Vice President Ulloa is a lawyer and politician. Before taking office, Ulloa was the acting president of the Institute of Juridical Studies of El Salvador (IEJES), a nonprofit civil society organization dedicated to the research and training on human rights issues, governance, democratic values and practices. For over 25 years, Ulloa was a consultant on over 30 national and international election missions, and has worked with organizations like the Electoral Assistance Division of the United Nations, Inter-American Institute of Human Rights, Organization of American States, and National Democratic Institute for International Affairs.
From 1994 to 1999, Ulloa was a magistrate in the Supreme Electoral Tribunal of El Salvador. Following the signing of El Salvador’s Peace Accords in 1992, he was a member of the Special Copyediting Committee for the post-war Electoral Code, and a member of the Surveillance Board of Political Parties of El Salvador in 1993. He was also a member of the political commission of the National Revolutionary Movement (MNR). Ulloa has been a professor of political science in the law school and doctorate professor of social sciences at the University of El Salvador (UES) and has served various positions in the law faculty at the Central American University “José Simeón Cañas” UCA, as well as the post-graduate unit in the Technical University of El Salvador. Ulloa received a BS in Judicial Sciences from University of El Salvador, and a PhD from the National University of Distance Education in Madrid, Spain.

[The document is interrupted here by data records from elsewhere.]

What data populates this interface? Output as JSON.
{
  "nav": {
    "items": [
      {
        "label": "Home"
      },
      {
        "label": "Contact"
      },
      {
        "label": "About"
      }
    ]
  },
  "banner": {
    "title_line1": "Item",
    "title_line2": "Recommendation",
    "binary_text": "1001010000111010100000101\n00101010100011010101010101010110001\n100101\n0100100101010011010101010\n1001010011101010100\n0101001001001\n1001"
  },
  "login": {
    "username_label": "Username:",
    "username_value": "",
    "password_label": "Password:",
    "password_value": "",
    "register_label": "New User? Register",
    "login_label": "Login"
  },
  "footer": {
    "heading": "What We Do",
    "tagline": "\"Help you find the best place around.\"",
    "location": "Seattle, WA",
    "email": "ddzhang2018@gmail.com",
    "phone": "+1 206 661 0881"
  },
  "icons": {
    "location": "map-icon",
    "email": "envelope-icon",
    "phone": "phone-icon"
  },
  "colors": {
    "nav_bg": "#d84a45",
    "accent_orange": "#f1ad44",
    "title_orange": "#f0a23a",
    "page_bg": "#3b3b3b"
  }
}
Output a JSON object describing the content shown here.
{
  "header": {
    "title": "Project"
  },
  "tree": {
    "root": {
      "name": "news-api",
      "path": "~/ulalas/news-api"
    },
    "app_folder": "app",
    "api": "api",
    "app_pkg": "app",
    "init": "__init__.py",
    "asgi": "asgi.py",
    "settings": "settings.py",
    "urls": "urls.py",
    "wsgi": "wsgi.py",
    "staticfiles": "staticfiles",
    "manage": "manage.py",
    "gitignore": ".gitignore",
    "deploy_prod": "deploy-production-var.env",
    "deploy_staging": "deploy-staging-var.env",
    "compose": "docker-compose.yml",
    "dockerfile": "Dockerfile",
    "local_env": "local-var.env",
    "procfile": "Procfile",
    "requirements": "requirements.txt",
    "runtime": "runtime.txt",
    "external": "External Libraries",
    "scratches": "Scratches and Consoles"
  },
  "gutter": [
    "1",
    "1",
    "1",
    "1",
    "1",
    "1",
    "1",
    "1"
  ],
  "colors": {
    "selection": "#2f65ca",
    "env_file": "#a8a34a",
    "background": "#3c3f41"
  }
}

Vice President Ulloa ran with President Nayib Bukele, the outsider candidate and former mayor of San Salvador. Although Bukele ended up running for president with he conservative Great Alliance for National Unity party (GANA), he was a former member of the leftist Front Farabundo Martí para la Liberación Nacional (FMLN). Bukele and Ulloa ran on an anti-corruption platform with their official slogan being: “there’s enough money when no one steals,” a stab at the deeply rooted corruption in the country’s government.
To discuss the future of El Salvador, Chris and Ken speak to Ulloa about Trump’s then-threat of cutting aid to Central America for their supposed failure at controlling illegal migration to the U.S., the end of the two-party hold on the presidency, and ending corruption in El Salvador.